The legislation does not carry the strategy’s ambitions. CADA and the Chips Act 2.0 are the two legislative instruments in the Sovereignty package. Chapter V of CADA on open source uses the verb “encourage” and opens the door to any exception a public body can justify. That is not “Open Source First”. It is open source as one option among others. The Chips Act 2.0 proposal, COM(2026) 504 final, does not contain the phrase “open source” at all. “Open foundry” in Article 19 refers to manufacturing access, not open source. Where the legislation is weak on open source, or silent on it, the strategy’s ambitions have no legal force to back them.
The other weaknesses, in one sentence each:

- “Public money, public code” appears in the strategy as a principle without instruments to enforce it.
- The investment logic is centralised, in a market that Section 4 itself describes as dominated by small firms.
- The strategy does not build on the NGI model documented in its own Annex II.
- The Annex I KPIs measure activity and spending, not influence or governance weight.
- The diagnosis mixes production with influence, when Europe does not actually have an open source creation problem.

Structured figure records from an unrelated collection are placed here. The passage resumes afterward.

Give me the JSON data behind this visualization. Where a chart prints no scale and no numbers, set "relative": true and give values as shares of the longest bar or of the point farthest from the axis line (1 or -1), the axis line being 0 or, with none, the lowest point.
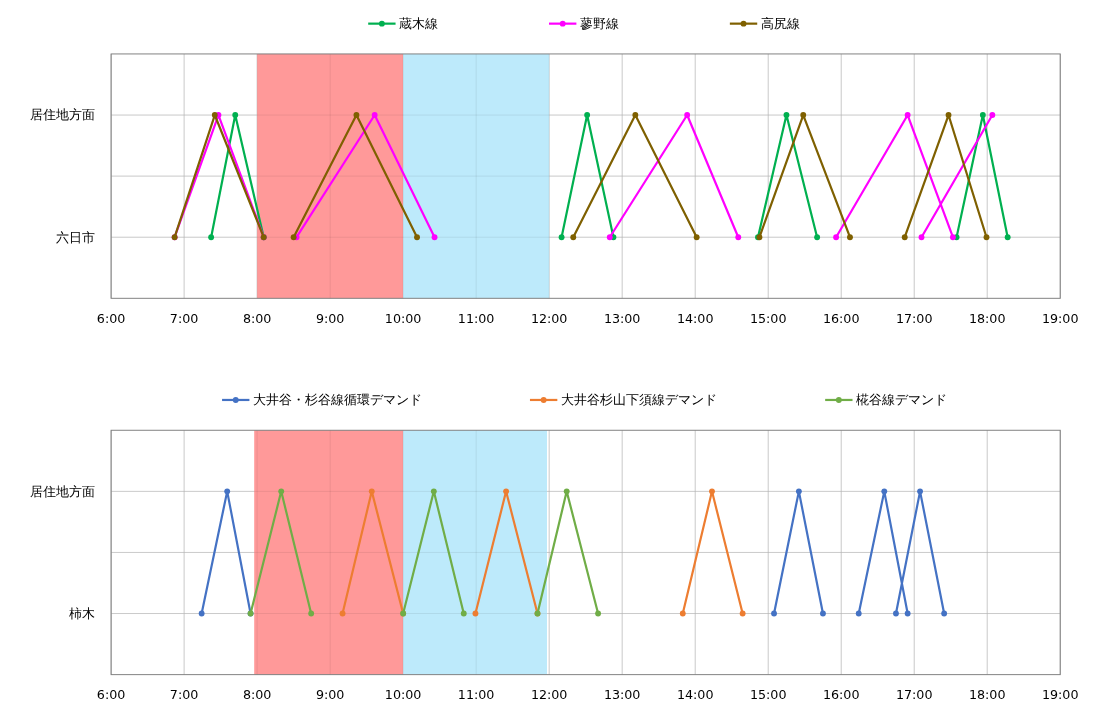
{
  "chart_data": [
    {
      "type": "line",
      "relative": true,
      "legend": "top",
      "marker": "circle",
      "grid": true,
      "xlim": [
        6,
        19
      ],
      "xticks": [
        {
          "value": 6,
          "label": "6:00"
        },
        {
          "value": 7,
          "label": "7:00"
        },
        {
          "value": 8,
          "label": "8:00"
        },
        {
          "value": 9,
          "label": "9:00"
        },
        {
          "value": 10,
          "label": "10:00"
        },
        {
          "value": 11,
          "label": "11:00"
        },
        {
          "value": 12,
          "label": "12:00"
        },
        {
          "value": 13,
          "label": "13:00"
        },
        {
          "value": 14,
          "label": "14:00"
        },
        {
          "value": 15,
          "label": "15:00"
        },
        {
          "value": 16,
          "label": "16:00"
        },
        {
          "value": 17,
          "label": "17:00"
        },
        {
          "value": 18,
          "label": "18:00"
        },
        {
          "value": 19,
          "label": "19:00"
        }
      ],
      "annotations": [
        "居住地方面",
        "六日市"
      ],
      "bands": [
        {
          "axis": "x",
          "from": 8,
          "to": 10,
          "color": "#ff9999"
        },
        {
          "axis": "x",
          "from": 10,
          "to": 12,
          "color": "#bdeafb"
        }
      ],
      "series": [
        {
          "name": "蔵木線",
          "color": "#00b050",
          "x": [
            7.37,
            7.7,
            8.09,
            10,
            12.17,
            12.52,
            12.88,
            14,
            14.86,
            15.25,
            15.67,
            16.5,
            17.58,
            17.94,
            18.28
          ],
          "values": [
            0,
            1,
            0,
            null,
            0,
            1,
            0,
            null,
            0,
            1,
            0,
            null,
            0,
            1,
            0
          ]
        },
        {
          "name": "蓼野線",
          "color": "#ff00ff",
          "x": [
            6.87,
            7.47,
            8.09,
            8.3,
            8.54,
            9.61,
            10.43,
            11,
            12.83,
            13.89,
            14.59,
            15,
            15.93,
            16.91,
            17.53,
            17.3,
            17.1,
            18.07
          ],
          "values": [
            0,
            1,
            0,
            null,
            0,
            1,
            0,
            null,
            0,
            1,
            0,
            null,
            0,
            1,
            0,
            null,
            0,
            1
          ]
        },
        {
          "name": "高尻線",
          "color": "#7f6000",
          "x": [
            6.87,
            7.42,
            8.09,
            8.3,
            8.5,
            9.36,
            10.19,
            11,
            12.33,
            13.18,
            14.02,
            14.5,
            14.88,
            15.48,
            16.12,
            16.5,
            16.87,
            17.47,
            17.99
          ],
          "values": [
            0,
            1,
            0,
            null,
            0,
            1,
            0,
            null,
            0,
            1,
            0,
            null,
            0,
            1,
            0,
            null,
            0,
            1,
            0
          ]
        }
      ]
    },
    {
      "type": "line",
      "relative": true,
      "legend": "top",
      "marker": "circle",
      "grid": true,
      "xlim": [
        6,
        19
      ],
      "xticks": [
        {
          "value": 6,
          "label": "6:00"
        },
        {
          "value": 7,
          "label": "7:00"
        },
        {
          "value": 8,
          "label": "8:00"
        },
        {
          "value": 9,
          "label": "9:00"
        },
        {
          "value": 10,
          "label": "10:00"
        },
        {
          "value": 11,
          "label": "11:00"
        },
        {
          "value": 12,
          "label": "12:00"
        },
        {
          "value": 13,
          "label": "13:00"
        },
        {
          "value": 14,
          "label": "14:00"
        },
        {
          "value": 15,
          "label": "15:00"
        },
        {
          "value": 16,
          "label": "16:00"
        },
        {
          "value": 17,
          "label": "17:00"
        },
        {
          "value": 18,
          "label": "18:00"
        },
        {
          "value": 19,
          "label": "19:00"
        }
      ],
      "annotations": [
        "居住地方面",
        "柿木"
      ],
      "bands": [
        {
          "axis": "x",
          "from": 7.96,
          "to": 10,
          "color": "#ff9999"
        },
        {
          "axis": "x",
          "from": 10,
          "to": 11.97,
          "color": "#bdeafb"
        }
      ],
      "series": [
        {
          "name": "大井谷・杉谷線循環デマンド",
          "color": "#4472c4",
          "x": [
            7.24,
            7.59,
            7.91,
            11,
            15.08,
            15.42,
            15.75,
            16,
            16.24,
            16.59,
            16.91,
            16.8,
            16.75,
            17.08,
            17.41
          ],
          "values": [
            0,
            1,
            0,
            null,
            0,
            1,
            0,
            null,
            0,
            1,
            0,
            null,
            0,
            1,
            0
          ]
        },
        {
          "name": "大井谷杉山下須線デマンド",
          "color": "#ed7d31",
          "x": [
            9.17,
            9.57,
            10.0,
            10.5,
            10.99,
            11.41,
            11.84,
            13,
            13.83,
            14.23,
            14.65
          ],
          "values": [
            0,
            1,
            0,
            null,
            0,
            1,
            0,
            null,
            0,
            1,
            0
          ]
        },
        {
          "name": "椛谷線デマンド",
          "color": "#70ad47",
          "x": [
            7.91,
            8.33,
            8.74,
            9.5,
            10.0,
            10.42,
            10.83,
            11.3,
            11.84,
            12.24,
            12.67
          ],
          "values": [
            0,
            1,
            0,
            null,
            0,
            1,
            0,
            null,
            0,
            1,
            0
          ]
        }
      ]
    }
  ]
}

- The productisation problem is misread as regulatory friction, when it is a productisation and service-building problem.
- Community-driven and vendor-driven governance models are treated as equivalent for sovereignty purposes.
I asked NotebookLLM to create an infographics summarising the arguments of the articles published at Tagoross.
Summary
The EU Open Source Strategy is a modest step forward, in my opinion. It elevates open source from a procurement question to a sovereignty instrument. It also contains real design flaws: a sovereignty definition that does not fit open source, KPIs that measure activity rather than influence, and legislation that encourages or stays silent rather than requires, to name a few. It is 2026. I expected way more and especially better from the EU Commission.
I would like to read your assessment. What do you miss? What do you think it is worth supporting?